18. The Treasurer shall receive, give receipt for and be accountable for all moneys belonging to the Group. They shall give a written report of the financial position of the Group at the Annual General Meeting.
19. All Committee members shall represent the Group at the meetings required of their posts and submit a report to the Group at the Annual General Meeting on the work of their designated Committee. If this is not possible they must arrange for another Committee member to deputise on their behalf and inform both the Secretary and Chairman of such changes.
20. The Committee shall meet at its own discretion to conduct the business of the Group according to the Constitution. Three members shall constitute a quorum. Any member of the Committee may stand in and officiate in place of the Chairperson at the Chairperson’s request, or in case of their absence, disability or resignation. In the absence of the Chairperson the Committee shall appoint a Chair for the meeting.


21. There shall be at least one ordinary meeting of the Group annually, in addition to the Annual General Meeting. The Committee shall decide the date of the Group meetings. If a Committee member misses two meeting in a year without reasonable explanation, they could be asked to step down, at the discretion of the Chairperson.
22. The Annual General Meeting of the group shall be held every year, usually at the BOS conference. A period of no more than fifteen months shall pass between Annual General Meetings.
23. A special meeting of the Group may be called by the Committee, or at the written request to the Secretary of not less than ten members.


24. The subscription for a Group member is included in the annual subscription fee paid to the British Orthodontic Society.
25. The Group accounts will be held by the BOS. The TGG Treasurer shall be responsible for the overseeing of the financial transactions of the group and be able to present at every Annual General Meeting of the Group, or  at any other time required (given reasonable notice) by the Committee, an accurate report and statement concerning the finances of the Group for the current year. The Group will be able to generate income on an annual basis. Any sum accumulated at the end of the financial year in excess of the Group’s financial requirements in the forthcoming year will be transferred to the Society’s funds, except with the explicit agreement of the BOS Treasurer and the Finance Committee.


26. Each member shall keep the Secretary informed of that member’s e-­mail address, private address or of some other address at which communications may be sent. Notices intended for members generally shall be sent by the Secretary to all members, and if convening any Meeting for the purposes of section 21, 22 or 28 not less than fourteen days before the date appointed for such a Meeting, but any accidental omission to send such notices or the non-­receipt of the same shall not invalidate any proceedings or resolution. Notices shall be sent by electronic mail (e-­mail) unless a member specifically requests otherwise.

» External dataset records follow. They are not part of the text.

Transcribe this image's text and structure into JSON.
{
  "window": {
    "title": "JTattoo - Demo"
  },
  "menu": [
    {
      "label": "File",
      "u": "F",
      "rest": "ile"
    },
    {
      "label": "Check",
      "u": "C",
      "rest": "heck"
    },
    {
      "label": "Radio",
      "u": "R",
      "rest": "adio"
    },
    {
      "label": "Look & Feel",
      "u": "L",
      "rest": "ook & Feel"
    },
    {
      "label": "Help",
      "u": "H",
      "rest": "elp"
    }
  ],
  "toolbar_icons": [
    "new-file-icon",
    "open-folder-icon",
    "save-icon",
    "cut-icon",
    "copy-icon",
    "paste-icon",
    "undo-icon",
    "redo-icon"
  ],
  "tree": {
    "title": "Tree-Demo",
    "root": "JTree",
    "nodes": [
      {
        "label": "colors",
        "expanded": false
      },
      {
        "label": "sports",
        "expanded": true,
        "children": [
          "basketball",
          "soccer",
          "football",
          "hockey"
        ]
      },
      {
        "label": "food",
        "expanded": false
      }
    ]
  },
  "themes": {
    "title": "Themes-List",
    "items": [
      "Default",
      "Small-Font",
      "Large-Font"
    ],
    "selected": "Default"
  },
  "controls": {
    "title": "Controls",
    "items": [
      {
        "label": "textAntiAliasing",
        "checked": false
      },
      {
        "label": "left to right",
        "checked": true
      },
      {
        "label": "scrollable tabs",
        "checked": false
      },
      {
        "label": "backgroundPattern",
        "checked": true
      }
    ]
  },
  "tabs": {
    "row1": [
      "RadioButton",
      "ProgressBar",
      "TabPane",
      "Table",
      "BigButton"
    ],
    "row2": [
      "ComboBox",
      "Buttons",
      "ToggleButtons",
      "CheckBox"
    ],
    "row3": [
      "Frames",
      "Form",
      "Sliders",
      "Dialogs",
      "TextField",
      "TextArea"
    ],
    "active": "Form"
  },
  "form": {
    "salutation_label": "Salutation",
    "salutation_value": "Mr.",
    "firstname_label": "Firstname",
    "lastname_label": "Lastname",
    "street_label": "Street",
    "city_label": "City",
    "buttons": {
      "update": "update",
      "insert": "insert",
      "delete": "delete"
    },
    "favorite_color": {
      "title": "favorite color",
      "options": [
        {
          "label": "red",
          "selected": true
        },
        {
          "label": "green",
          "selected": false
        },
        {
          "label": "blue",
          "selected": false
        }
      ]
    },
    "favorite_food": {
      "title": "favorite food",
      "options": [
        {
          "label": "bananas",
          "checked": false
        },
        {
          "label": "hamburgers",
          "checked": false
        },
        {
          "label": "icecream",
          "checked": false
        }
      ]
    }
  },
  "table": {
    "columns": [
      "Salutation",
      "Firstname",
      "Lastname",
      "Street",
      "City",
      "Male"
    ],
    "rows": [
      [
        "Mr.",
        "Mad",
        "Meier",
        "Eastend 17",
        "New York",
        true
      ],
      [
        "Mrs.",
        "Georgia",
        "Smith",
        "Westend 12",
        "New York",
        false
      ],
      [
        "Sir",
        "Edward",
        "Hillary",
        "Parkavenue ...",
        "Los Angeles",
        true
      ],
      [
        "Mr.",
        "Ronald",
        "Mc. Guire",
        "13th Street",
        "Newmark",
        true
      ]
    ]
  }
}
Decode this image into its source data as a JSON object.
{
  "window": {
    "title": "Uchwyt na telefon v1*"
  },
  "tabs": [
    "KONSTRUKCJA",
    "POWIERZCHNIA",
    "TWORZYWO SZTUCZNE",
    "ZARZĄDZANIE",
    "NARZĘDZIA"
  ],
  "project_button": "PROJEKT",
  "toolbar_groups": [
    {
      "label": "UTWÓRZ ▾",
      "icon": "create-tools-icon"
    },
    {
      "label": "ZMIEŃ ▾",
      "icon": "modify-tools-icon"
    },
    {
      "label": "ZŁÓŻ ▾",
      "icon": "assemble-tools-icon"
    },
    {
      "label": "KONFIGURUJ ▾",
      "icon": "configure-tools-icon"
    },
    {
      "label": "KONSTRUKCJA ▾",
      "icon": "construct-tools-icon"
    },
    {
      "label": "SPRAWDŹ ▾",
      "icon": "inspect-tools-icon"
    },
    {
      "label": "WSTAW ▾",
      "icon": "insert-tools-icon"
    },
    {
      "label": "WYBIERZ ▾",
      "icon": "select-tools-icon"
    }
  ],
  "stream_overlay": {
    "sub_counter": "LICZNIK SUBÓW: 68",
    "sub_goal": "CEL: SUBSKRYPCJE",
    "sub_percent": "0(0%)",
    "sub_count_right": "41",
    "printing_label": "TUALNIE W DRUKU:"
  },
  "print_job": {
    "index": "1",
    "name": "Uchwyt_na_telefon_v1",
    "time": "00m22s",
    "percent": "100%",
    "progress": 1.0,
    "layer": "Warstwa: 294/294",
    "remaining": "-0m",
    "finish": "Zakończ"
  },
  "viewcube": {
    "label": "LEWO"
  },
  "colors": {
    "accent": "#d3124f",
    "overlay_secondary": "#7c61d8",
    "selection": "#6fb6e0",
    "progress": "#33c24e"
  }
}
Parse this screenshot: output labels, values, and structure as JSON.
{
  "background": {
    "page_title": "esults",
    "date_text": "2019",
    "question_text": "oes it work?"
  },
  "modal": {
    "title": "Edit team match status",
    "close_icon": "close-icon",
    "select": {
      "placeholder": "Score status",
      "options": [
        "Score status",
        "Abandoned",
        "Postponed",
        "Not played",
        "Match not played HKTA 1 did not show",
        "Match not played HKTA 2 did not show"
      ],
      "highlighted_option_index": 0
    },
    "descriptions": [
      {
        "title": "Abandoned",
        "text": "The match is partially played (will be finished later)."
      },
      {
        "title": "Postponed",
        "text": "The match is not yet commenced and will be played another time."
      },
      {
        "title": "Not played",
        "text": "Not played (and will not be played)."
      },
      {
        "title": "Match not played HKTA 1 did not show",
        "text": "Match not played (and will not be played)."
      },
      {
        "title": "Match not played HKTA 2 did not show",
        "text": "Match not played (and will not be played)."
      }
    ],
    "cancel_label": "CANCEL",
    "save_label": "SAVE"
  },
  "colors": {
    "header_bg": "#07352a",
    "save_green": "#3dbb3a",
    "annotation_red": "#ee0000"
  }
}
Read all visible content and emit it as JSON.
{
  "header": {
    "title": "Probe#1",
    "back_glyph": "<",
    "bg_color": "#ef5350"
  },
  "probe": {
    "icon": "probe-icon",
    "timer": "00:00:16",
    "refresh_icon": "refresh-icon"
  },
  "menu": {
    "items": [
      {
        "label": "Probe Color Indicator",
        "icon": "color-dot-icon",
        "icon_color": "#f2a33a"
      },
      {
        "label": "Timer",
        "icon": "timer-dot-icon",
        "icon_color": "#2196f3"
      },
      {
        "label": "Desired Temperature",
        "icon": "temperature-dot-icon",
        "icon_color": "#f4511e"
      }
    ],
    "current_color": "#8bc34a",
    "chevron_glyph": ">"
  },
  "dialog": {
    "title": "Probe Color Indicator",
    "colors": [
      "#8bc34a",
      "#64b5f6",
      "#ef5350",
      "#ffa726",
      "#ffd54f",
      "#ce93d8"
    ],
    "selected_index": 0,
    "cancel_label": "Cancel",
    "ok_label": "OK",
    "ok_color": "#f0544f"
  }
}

27. No alterations to this constitution may be made except at the Annual General Meeting or a Special General Meeting called for the purpose. No amendments shall be made without the prior written permission of the Charity Commission to clauses 2 and 22, and this clause. No alterations shall be made which could cause the Group to cease to be a Charity in law. Alterations to the constitution shall receive the assent of two thirds of the members present and voting at an Annual General Meeting or Special Meeting.


28. The Group may be dissolved by a resolution presented in a Special General Meeting called for this purpose. The resolution must have the assent of two thirds of those present and voting. Such resolution may give instructions for the disposal of any assets remaining after satisfying any outstanding debts and liabilities. These assets shall not be distributed amongst the members of the Group but will be given or transferred to other institutions having objects similar to the objects of the Group as the Committee may determine.
29. A copy of the notice convening any General Meeting under this rule shall be sent to all members.